COMISSÃO PASTORAL DA TERRA

 

A Amazônia registrou cerca de 72% das ameaças de morte contra defensores dos direitos pela terra, pela água e pelo território. Confira reportagem da Amazônia Real sobre os casos.

 

Desde que se viu sem a escolta da Força Nacional de Segurança há sete meses, o pastor evangélico Antônio Vasconcelos, 59, passa a maior parte do tempo refugiado na Reserva Extrativista (Resex) do rio Ituxi, um afluente do Purus, no município de Lábrea, a 702 quilômetros de Manaus (AM). Vasconcelos disse à agência Amazônia Real que teme pela sua vida. Ele afirma que só deixa a reserva em situações excepcionais. Sai, discretamente, para participar de alguma reunião sobre as 14 comunidades rurais da resex que ele ajudou a fundar, em 2007. A criação da Resex do rio Ituxi provocou a ira de grileiros, madeireiros e fazendeiros ilegais, que passaram a persegui-lo e ameaçá-lo.

 

O pastor Antônio Vasconcelos é uma das 174 lideranças da Amazônia incluídas na lista de pessoas ameaçadas de morte do relatório “Conflitos no Campo Brasil 2013”, lançado na semana passada pela Comissão Pastoral da Terra (CPT).

 

Na lista das pessoas ameaçadas da CPT estão incluídas outras duas lideranças da Resex Ituxi: Francisco Monteiro Duarte e Silvério Maciel. No entanto, Antônio Vasconcelos era o único do Amazonas que até outubro de 2013 tinha escolta policial diária por determinação da Secretaria Especial de Direitos Humanos (SEDH).

 

Segundo o relatório da CPT, o Pará é o Estado que tem o maior número de lideranças ameaçadas de morte em consequência de conflitos de campo.

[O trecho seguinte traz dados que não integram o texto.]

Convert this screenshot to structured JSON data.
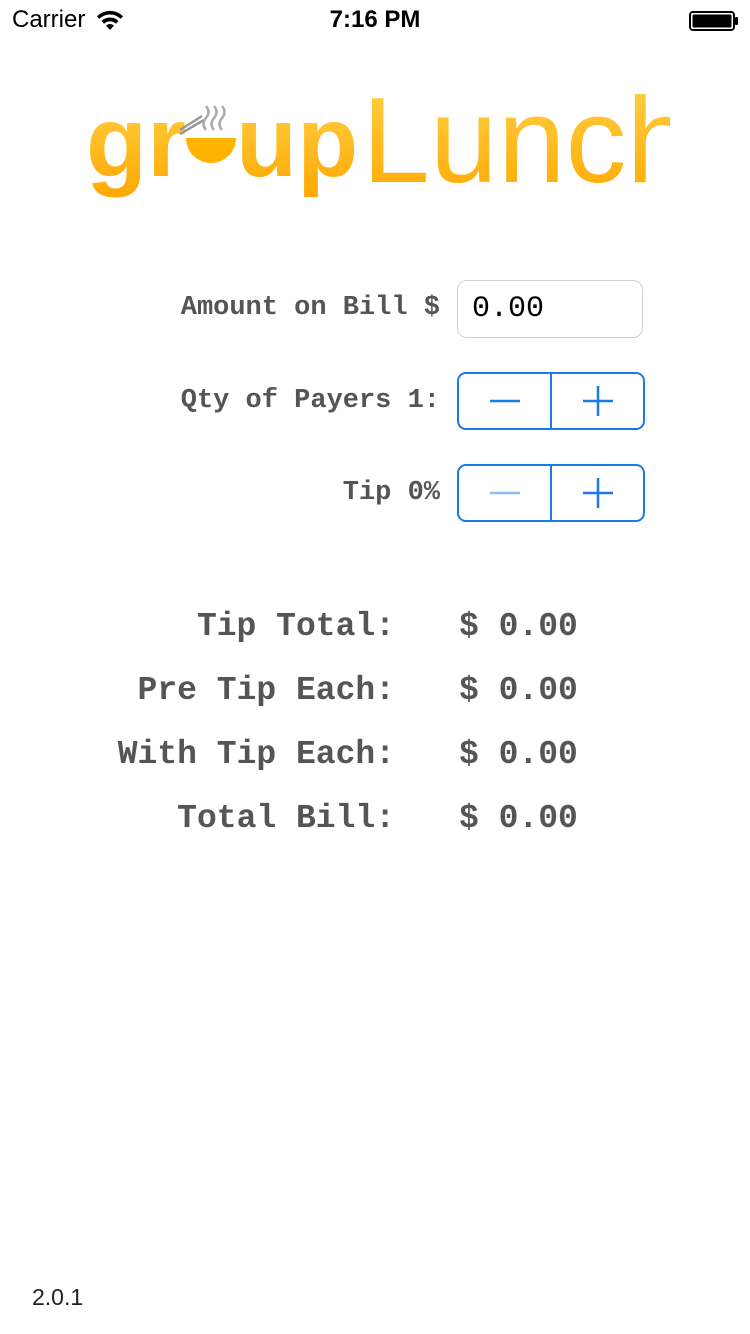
{
  "status_bar": {
    "carrier": "Carrier",
    "time": "7:16 PM"
  },
  "logo": {
    "part1": "gr",
    "part2": "up",
    "part3": "Lunch",
    "color": "#ffb400"
  },
  "form": {
    "amount_label": "Amount on Bill $",
    "amount_value": "0.00",
    "payers_label": "Qty of Payers 1:",
    "tip_label": "Tip 0%"
  },
  "results": [
    {
      "label": "Tip Total:",
      "value": "$ 0.00"
    },
    {
      "label": "Pre Tip Each:",
      "value": "$ 0.00"
    },
    {
      "label": "With Tip Each:",
      "value": "$ 0.00"
    },
    {
      "label": "Total Bill:",
      "value": "$ 0.00"
    }
  ],
  "version": "2.0.1",
  "colors": {
    "accent": "#1a7ae8",
    "accent_disabled": "#8fbff2",
    "label_gray": "#555555"
  }
}
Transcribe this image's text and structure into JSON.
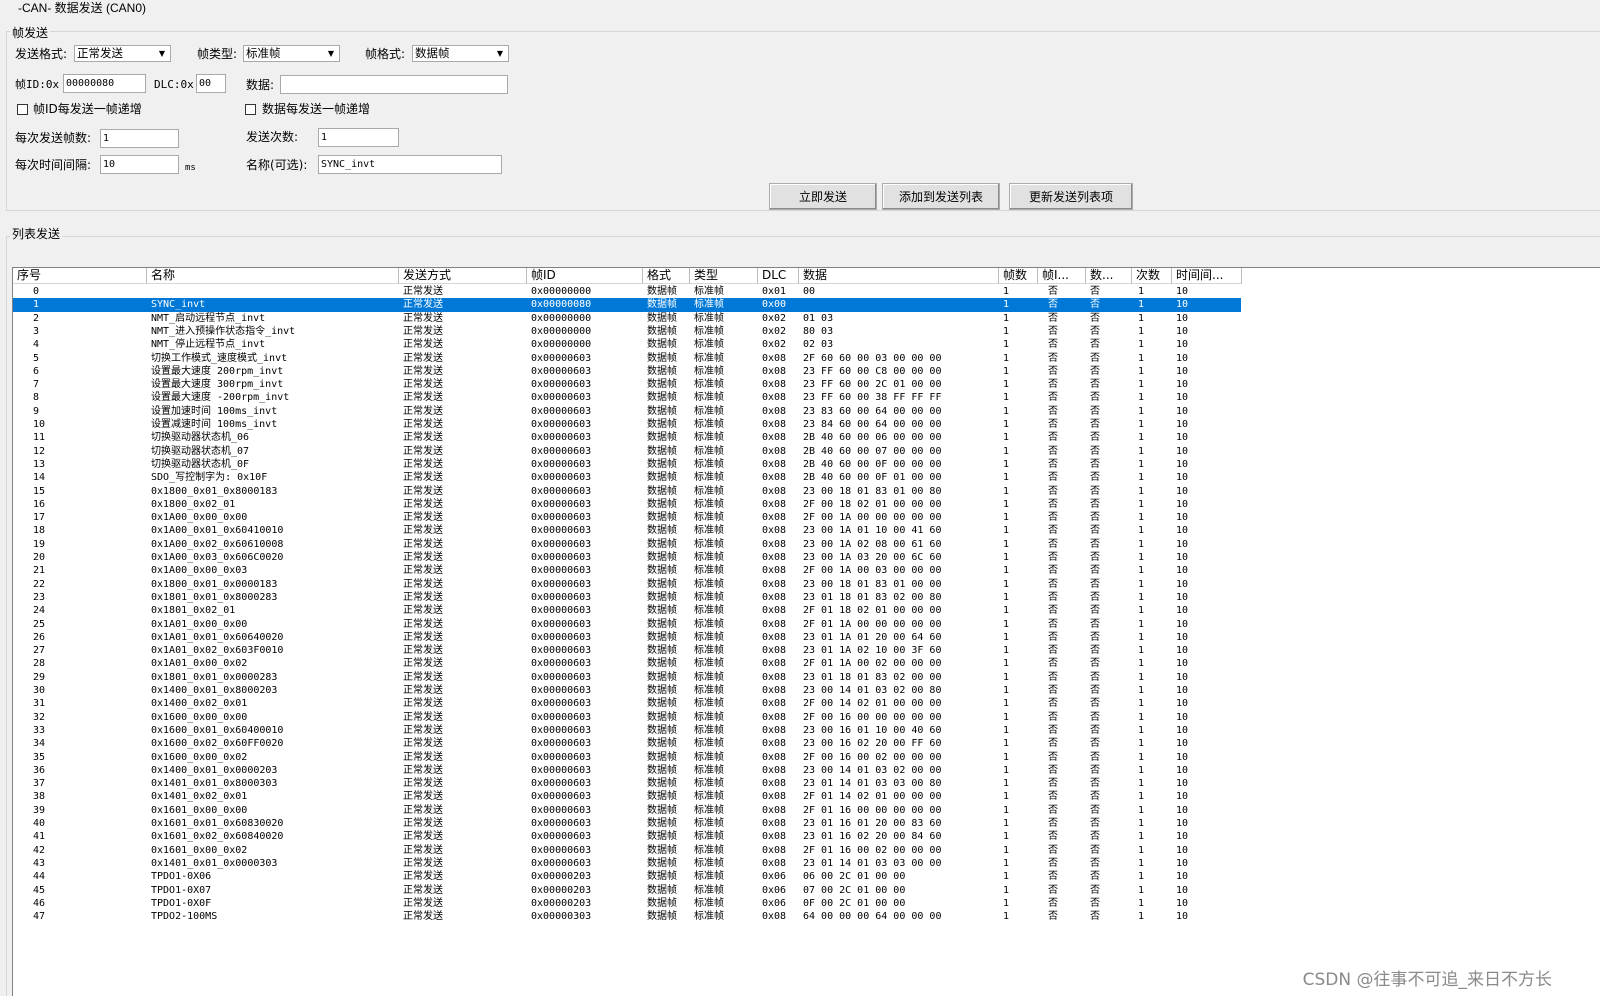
{
  "window": {
    "title": "-CAN- 数据发送 (CAN0)"
  },
  "frame_send": {
    "legend": "帧发送",
    "send_format_label": "发送格式:",
    "send_format_value": "正常发送",
    "frame_type_label": "帧类型:",
    "frame_type_value": "标准帧",
    "frame_format_label": "帧格式:",
    "frame_format_value": "数据帧",
    "frame_id_label": "帧ID:0x",
    "frame_id_value": "00000080",
    "dlc_label": "DLC:0x",
    "dlc_value": "00",
    "data_label": "数据:",
    "data_value": "",
    "frame_id_increment_label": "帧ID每发送一帧递增",
    "data_increment_label": "数据每发送一帧递增",
    "frames_per_send_label": "每次发送帧数:",
    "frames_per_send_value": "1",
    "send_count_label": "发送次数:",
    "send_count_value": "1",
    "interval_label": "每次时间间隔:",
    "interval_value": "10",
    "interval_unit": "ms",
    "name_label": "名称(可选):",
    "name_value": "SYNC_invt",
    "send_now_button": "立即发送",
    "add_to_list_button": "添加到发送列表",
    "update_list_button": "更新发送列表项"
  },
  "list_send": {
    "legend": "列表发送",
    "columns": [
      "序号",
      "名称",
      "发送方式",
      "帧ID",
      "格式",
      "类型",
      "DLC",
      "数据",
      "帧数",
      "帧I...",
      "数...",
      "次数",
      "时间间..."
    ],
    "selected_index": 1,
    "rows": [
      [
        "0",
        "",
        "正常发送",
        "0x00000000",
        "数据帧",
        "标准帧",
        "0x01",
        "00",
        "1",
        "否",
        "否",
        "1",
        "10"
      ],
      [
        "1",
        "SYNC_invt",
        "正常发送",
        "0x00000080",
        "数据帧",
        "标准帧",
        "0x00",
        "",
        "1",
        "否",
        "否",
        "1",
        "10"
      ],
      [
        "2",
        "NMT_启动远程节点_invt",
        "正常发送",
        "0x00000000",
        "数据帧",
        "标准帧",
        "0x02",
        "01 03",
        "1",
        "否",
        "否",
        "1",
        "10"
      ],
      [
        "3",
        "NMT_进入预操作状态指令_invt",
        "正常发送",
        "0x00000000",
        "数据帧",
        "标准帧",
        "0x02",
        "80 03",
        "1",
        "否",
        "否",
        "1",
        "10"
      ],
      [
        "4",
        "NMT_停止远程节点_invt",
        "正常发送",
        "0x00000000",
        "数据帧",
        "标准帧",
        "0x02",
        "02 03",
        "1",
        "否",
        "否",
        "1",
        "10"
      ],
      [
        "5",
        "切换工作模式_速度模式_invt",
        "正常发送",
        "0x00000603",
        "数据帧",
        "标准帧",
        "0x08",
        "2F 60 60 00 03 00 00 00",
        "1",
        "否",
        "否",
        "1",
        "10"
      ],
      [
        "6",
        "设置最大速度 200rpm_invt",
        "正常发送",
        "0x00000603",
        "数据帧",
        "标准帧",
        "0x08",
        "23 FF 60 00 C8 00 00 00",
        "1",
        "否",
        "否",
        "1",
        "10"
      ],
      [
        "7",
        "设置最大速度 300rpm_invt",
        "正常发送",
        "0x00000603",
        "数据帧",
        "标准帧",
        "0x08",
        "23 FF 60 00 2C 01 00 00",
        "1",
        "否",
        "否",
        "1",
        "10"
      ],
      [
        "8",
        "设置最大速度 -200rpm_invt",
        "正常发送",
        "0x00000603",
        "数据帧",
        "标准帧",
        "0x08",
        "23 FF 60 00 38 FF FF FF",
        "1",
        "否",
        "否",
        "1",
        "10"
      ],
      [
        "9",
        "设置加速时间 100ms_invt",
        "正常发送",
        "0x00000603",
        "数据帧",
        "标准帧",
        "0x08",
        "23 83 60 00 64 00 00 00",
        "1",
        "否",
        "否",
        "1",
        "10"
      ],
      [
        "10",
        "设置减速时间 100ms_invt",
        "正常发送",
        "0x00000603",
        "数据帧",
        "标准帧",
        "0x08",
        "23 84 60 00 64 00 00 00",
        "1",
        "否",
        "否",
        "1",
        "10"
      ],
      [
        "11",
        "切换驱动器状态机_06",
        "正常发送",
        "0x00000603",
        "数据帧",
        "标准帧",
        "0x08",
        "2B 40 60 00 06 00 00 00",
        "1",
        "否",
        "否",
        "1",
        "10"
      ],
      [
        "12",
        "切换驱动器状态机_07",
        "正常发送",
        "0x00000603",
        "数据帧",
        "标准帧",
        "0x08",
        "2B 40 60 00 07 00 00 00",
        "1",
        "否",
        "否",
        "1",
        "10"
      ],
      [
        "13",
        "切换驱动器状态机_0F",
        "正常发送",
        "0x00000603",
        "数据帧",
        "标准帧",
        "0x08",
        "2B 40 60 00 0F 00 00 00",
        "1",
        "否",
        "否",
        "1",
        "10"
      ],
      [
        "14",
        "SDO_写控制字为: 0x10F",
        "正常发送",
        "0x00000603",
        "数据帧",
        "标准帧",
        "0x08",
        "2B 40 60 00 0F 01 00 00",
        "1",
        "否",
        "否",
        "1",
        "10"
      ],
      [
        "15",
        "0x1800_0x01_0x8000183",
        "正常发送",
        "0x00000603",
        "数据帧",
        "标准帧",
        "0x08",
        "23 00 18 01 83 01 00 80",
        "1",
        "否",
        "否",
        "1",
        "10"
      ],
      [
        "16",
        "0x1800_0x02_01",
        "正常发送",
        "0x00000603",
        "数据帧",
        "标准帧",
        "0x08",
        "2F 00 18 02 01 00 00 00",
        "1",
        "否",
        "否",
        "1",
        "10"
      ],
      [
        "17",
        "0x1A00_0x00_0x00",
        "正常发送",
        "0x00000603",
        "数据帧",
        "标准帧",
        "0x08",
        "2F 00 1A 00 00 00 00 00",
        "1",
        "否",
        "否",
        "1",
        "10"
      ],
      [
        "18",
        "0x1A00_0x01_0x60410010",
        "正常发送",
        "0x00000603",
        "数据帧",
        "标准帧",
        "0x08",
        "23 00 1A 01 10 00 41 60",
        "1",
        "否",
        "否",
        "1",
        "10"
      ],
      [
        "19",
        "0x1A00_0x02_0x60610008",
        "正常发送",
        "0x00000603",
        "数据帧",
        "标准帧",
        "0x08",
        "23 00 1A 02 08 00 61 60",
        "1",
        "否",
        "否",
        "1",
        "10"
      ],
      [
        "20",
        "0x1A00_0x03_0x606C0020",
        "正常发送",
        "0x00000603",
        "数据帧",
        "标准帧",
        "0x08",
        "23 00 1A 03 20 00 6C 60",
        "1",
        "否",
        "否",
        "1",
        "10"
      ],
      [
        "21",
        "0x1A00_0x00_0x03",
        "正常发送",
        "0x00000603",
        "数据帧",
        "标准帧",
        "0x08",
        "2F 00 1A 00 03 00 00 00",
        "1",
        "否",
        "否",
        "1",
        "10"
      ],
      [
        "22",
        "0x1800_0x01_0x0000183",
        "正常发送",
        "0x00000603",
        "数据帧",
        "标准帧",
        "0x08",
        "23 00 18 01 83 01 00 00",
        "1",
        "否",
        "否",
        "1",
        "10"
      ],
      [
        "23",
        "0x1801_0x01_0x8000283",
        "正常发送",
        "0x00000603",
        "数据帧",
        "标准帧",
        "0x08",
        "23 01 18 01 83 02 00 80",
        "1",
        "否",
        "否",
        "1",
        "10"
      ],
      [
        "24",
        "0x1801_0x02_01",
        "正常发送",
        "0x00000603",
        "数据帧",
        "标准帧",
        "0x08",
        "2F 01 18 02 01 00 00 00",
        "1",
        "否",
        "否",
        "1",
        "10"
      ],
      [
        "25",
        "0x1A01_0x00_0x00",
        "正常发送",
        "0x00000603",
        "数据帧",
        "标准帧",
        "0x08",
        "2F 01 1A 00 00 00 00 00",
        "1",
        "否",
        "否",
        "1",
        "10"
      ],
      [
        "26",
        "0x1A01_0x01_0x60640020",
        "正常发送",
        "0x00000603",
        "数据帧",
        "标准帧",
        "0x08",
        "23 01 1A 01 20 00 64 60",
        "1",
        "否",
        "否",
        "1",
        "10"
      ],
      [
        "27",
        "0x1A01_0x02_0x603F0010",
        "正常发送",
        "0x00000603",
        "数据帧",
        "标准帧",
        "0x08",
        "23 01 1A 02 10 00 3F 60",
        "1",
        "否",
        "否",
        "1",
        "10"
      ],
      [
        "28",
        "0x1A01_0x00_0x02",
        "正常发送",
        "0x00000603",
        "数据帧",
        "标准帧",
        "0x08",
        "2F 01 1A 00 02 00 00 00",
        "1",
        "否",
        "否",
        "1",
        "10"
      ],
      [
        "29",
        "0x1801_0x01_0x0000283",
        "正常发送",
        "0x00000603",
        "数据帧",
        "标准帧",
        "0x08",
        "23 01 18 01 83 02 00 00",
        "1",
        "否",
        "否",
        "1",
        "10"
      ],
      [
        "30",
        "0x1400_0x01_0x8000203",
        "正常发送",
        "0x00000603",
        "数据帧",
        "标准帧",
        "0x08",
        "23 00 14 01 03 02 00 80",
        "1",
        "否",
        "否",
        "1",
        "10"
      ],
      [
        "31",
        "0x1400_0x02_0x01",
        "正常发送",
        "0x00000603",
        "数据帧",
        "标准帧",
        "0x08",
        "2F 00 14 02 01 00 00 00",
        "1",
        "否",
        "否",
        "1",
        "10"
      ],
      [
        "32",
        "0x1600_0x00_0x00",
        "正常发送",
        "0x00000603",
        "数据帧",
        "标准帧",
        "0x08",
        "2F 00 16 00 00 00 00 00",
        "1",
        "否",
        "否",
        "1",
        "10"
      ],
      [
        "33",
        "0x1600_0x01_0x60400010",
        "正常发送",
        "0x00000603",
        "数据帧",
        "标准帧",
        "0x08",
        "23 00 16 01 10 00 40 60",
        "1",
        "否",
        "否",
        "1",
        "10"
      ],
      [
        "34",
        "0x1600_0x02_0x60FF0020",
        "正常发送",
        "0x00000603",
        "数据帧",
        "标准帧",
        "0x08",
        "23 00 16 02 20 00 FF 60",
        "1",
        "否",
        "否",
        "1",
        "10"
      ],
      [
        "35",
        "0x1600_0x00_0x02",
        "正常发送",
        "0x00000603",
        "数据帧",
        "标准帧",
        "0x08",
        "2F 00 16 00 02 00 00 00",
        "1",
        "否",
        "否",
        "1",
        "10"
      ],
      [
        "36",
        "0x1400_0x01_0x0000203",
        "正常发送",
        "0x00000603",
        "数据帧",
        "标准帧",
        "0x08",
        "23 00 14 01 03 02 00 00",
        "1",
        "否",
        "否",
        "1",
        "10"
      ],
      [
        "37",
        "0x1401_0x01_0x8000303",
        "正常发送",
        "0x00000603",
        "数据帧",
        "标准帧",
        "0x08",
        "23 01 14 01 03 03 00 80",
        "1",
        "否",
        "否",
        "1",
        "10"
      ],
      [
        "38",
        "0x1401_0x02_0x01",
        "正常发送",
        "0x00000603",
        "数据帧",
        "标准帧",
        "0x08",
        "2F 01 14 02 01 00 00 00",
        "1",
        "否",
        "否",
        "1",
        "10"
      ],
      [
        "39",
        "0x1601_0x00_0x00",
        "正常发送",
        "0x00000603",
        "数据帧",
        "标准帧",
        "0x08",
        "2F 01 16 00 00 00 00 00",
        "1",
        "否",
        "否",
        "1",
        "10"
      ],
      [
        "40",
        "0x1601_0x01_0x60830020",
        "正常发送",
        "0x00000603",
        "数据帧",
        "标准帧",
        "0x08",
        "23 01 16 01 20 00 83 60",
        "1",
        "否",
        "否",
        "1",
        "10"
      ],
      [
        "41",
        "0x1601_0x02_0x60840020",
        "正常发送",
        "0x00000603",
        "数据帧",
        "标准帧",
        "0x08",
        "23 01 16 02 20 00 84 60",
        "1",
        "否",
        "否",
        "1",
        "10"
      ],
      [
        "42",
        "0x1601_0x00_0x02",
        "正常发送",
        "0x00000603",
        "数据帧",
        "标准帧",
        "0x08",
        "2F 01 16 00 02 00 00 00",
        "1",
        "否",
        "否",
        "1",
        "10"
      ],
      [
        "43",
        "0x1401_0x01_0x0000303",
        "正常发送",
        "0x00000603",
        "数据帧",
        "标准帧",
        "0x08",
        "23 01 14 01 03 03 00 00",
        "1",
        "否",
        "否",
        "1",
        "10"
      ],
      [
        "44",
        "TPDO1-0X06",
        "正常发送",
        "0x00000203",
        "数据帧",
        "标准帧",
        "0x06",
        "06 00 2C 01 00 00",
        "1",
        "否",
        "否",
        "1",
        "10"
      ],
      [
        "45",
        "TPDO1-0X07",
        "正常发送",
        "0x00000203",
        "数据帧",
        "标准帧",
        "0x06",
        "07 00 2C 01 00 00",
        "1",
        "否",
        "否",
        "1",
        "10"
      ],
      [
        "46",
        "TPDO1-0X0F",
        "正常发送",
        "0x00000203",
        "数据帧",
        "标准帧",
        "0x06",
        "0F 00 2C 01 00 00",
        "1",
        "否",
        "否",
        "1",
        "10"
      ],
      [
        "47",
        "TPDO2-100MS",
        "正常发送",
        "0x00000303",
        "数据帧",
        "标准帧",
        "0x08",
        "64 00 00 00 64 00 00 00",
        "1",
        "否",
        "否",
        "1",
        "10"
      ]
    ]
  },
  "watermark": "CSDN @往事不可追_来日不方长",
  "colors": {
    "selection": "#0078d7",
    "background": "#f0f0f0"
  }
}
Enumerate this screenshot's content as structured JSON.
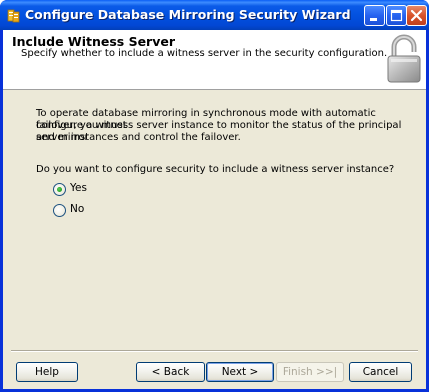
{
  "window": {
    "title": "Configure Database Mirroring Security Wizard"
  },
  "header": {
    "title": "Include Witness Server",
    "subtitle": "Specify whether to include a witness server in the security configuration."
  },
  "body": {
    "description_lines": [
      "To operate database mirroring in synchronous mode with automatic failover, you must",
      "configure a witness server instance to monitor the status of the principal and mirror",
      "server instances and control the failover."
    ],
    "question": "Do you want to configure security to include a witness server instance?",
    "options": [
      {
        "label": "Yes",
        "selected": true
      },
      {
        "label": "No",
        "selected": false
      }
    ]
  },
  "buttons": {
    "help": "Help",
    "back": "< Back",
    "next": "Next >",
    "finish": "Finish >>|",
    "cancel": "Cancel"
  },
  "colors": {
    "titlebar": "#0352e0",
    "client_bg": "#ece9d8",
    "header_bg": "#ffffff"
  }
}
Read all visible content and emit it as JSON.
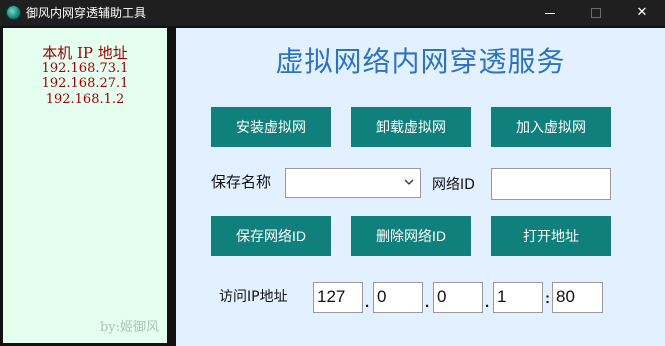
{
  "window": {
    "title": "御风内网穿透辅助工具",
    "icon": "globe-app-icon",
    "controls": {
      "minimize": "minimize",
      "maximize": "maximize",
      "close": "✕"
    }
  },
  "left_panel": {
    "title": "本机 IP 地址",
    "ip_addresses": [
      "192.168.73.1",
      "192.168.27.1",
      "192.168.1.2"
    ],
    "author": "by:姬御风",
    "colors": {
      "background": "#e4fff0",
      "text": "#a30000"
    }
  },
  "main": {
    "title": "虚拟网络内网穿透服务",
    "buttons": {
      "install": "安装虚拟网",
      "uninstall": "卸载虚拟网",
      "join": "加入虚拟网",
      "save_id": "保存网络ID",
      "delete_id": "删除网络ID",
      "open_address": "打开地址"
    },
    "save_name_label": "保存名称",
    "save_name_value": "",
    "network_id_label": "网络ID",
    "network_id_value": "",
    "access_ip_label": "访问IP地址",
    "ip_octets": [
      "127",
      "0",
      "0",
      "1"
    ],
    "ip_dot": ".",
    "port_sep": ":",
    "port": "80",
    "colors": {
      "background": "#e2f0ff",
      "title": "#2c74c0",
      "button": "#10807c",
      "button_text": "#ffffff"
    }
  }
}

Um total de 46 pessoas, seguido dos Estados do Amazonas, com 40, Maranhão, 40, Mato Grosso, 27, Rondônia, 9, e o Acre com duas lideranças.

 

A CPT diz que, se for levada em consideração a relação das pessoas envolvidas em conflitos com a população rural de cada estado, a situação é preocupante.

 

“Na Amazônia, quase que numa monótona repetição, se concentram os maiores números da violência  contra a pessoa; 20 dos 34 assassinatos ocorreram na Amazônia Legal (59%); 174 das 241 pessoas ameaçadas de morte vivem na Amazônia (72%). Ali também vivem 63 dos 143 presos ( 44%), e 129 dos 243 agredidos, (53%)”, diz trecho do relatório.

 

Escolta suspensa

Durante dois anos, Antônio Vasconcelos ficou sob a proteção das guarnições da Força Nacional de Segurança após sofrer diversas ameaças e atentados. Cada passo seu era acompanhado por três ou quatro policiais.

 

Á frente de uma batalha para a criação da Resex do rio Ituxi, Vasconcelos mexeu com interesses de políticos e fazendeiros que ocupavam irregularmente terras públicas. Com apoio da CPT e outras entidades de direitos humanos, passou a receber escolta policial em 2011. Até que em agosto do ano passado, ele solicitou a suspensão da proteção alegando insatisfação com o tratamento “humilhante e agressivo” que recebia dos policiais.

 

Diferente de outras lideranças que, de diante da pressão das ameaças preferem ir embora de suas comunidades ou assentamentos agrários, Vasconcelos optou por continuar na Reserva Extrativista que ajudou a fundar e a regularizar.

 

“Estou há dois meses aqui na comunidade, com minha esposa. Estou dando um tempo para evitar algumas coisas (ameaças). Quando tenho que ir a Lábrea, eu vou, mas fico poucos dias. Tenho receio, pois na cidade eu ando de bicicleta e sempre que vejo uma moto perto de mim já acho que querem fazer alguma coisa”, relatou Vasconcelos, em entrevista exclusiva à agência Amazônia Real, de um orelhão (telefone público) instalado há pouco mais de uma semana na comunidade onde vive atualmente.

 

Antes do orelhão, a comunicação com Antônio Vasconcelos era possível apenas quando ele estava em Lábrea, por meio de celular. Nas poucas vezes em que esteve na cidade desde que perdeu a escolta, Vasconcelos recebeu diversas ligações de números não identificados em seu aparelho. “Só faziam ligar, mas ninguém falava. Acho que é alguma pessoa que estava me observando e me monitorando”, conta.

 

O deslocamento da comunidade (o nome não será divulgado nesta matéria por medida de segurança) até Lábrea também ficou mais fácil agora que ele comprou uma voadeira com ajuda do filho. “Eu tinha um barquinho, mas levava três dias para chegar em Lábrea. Agora são oito horas de viagem de ida”, disse.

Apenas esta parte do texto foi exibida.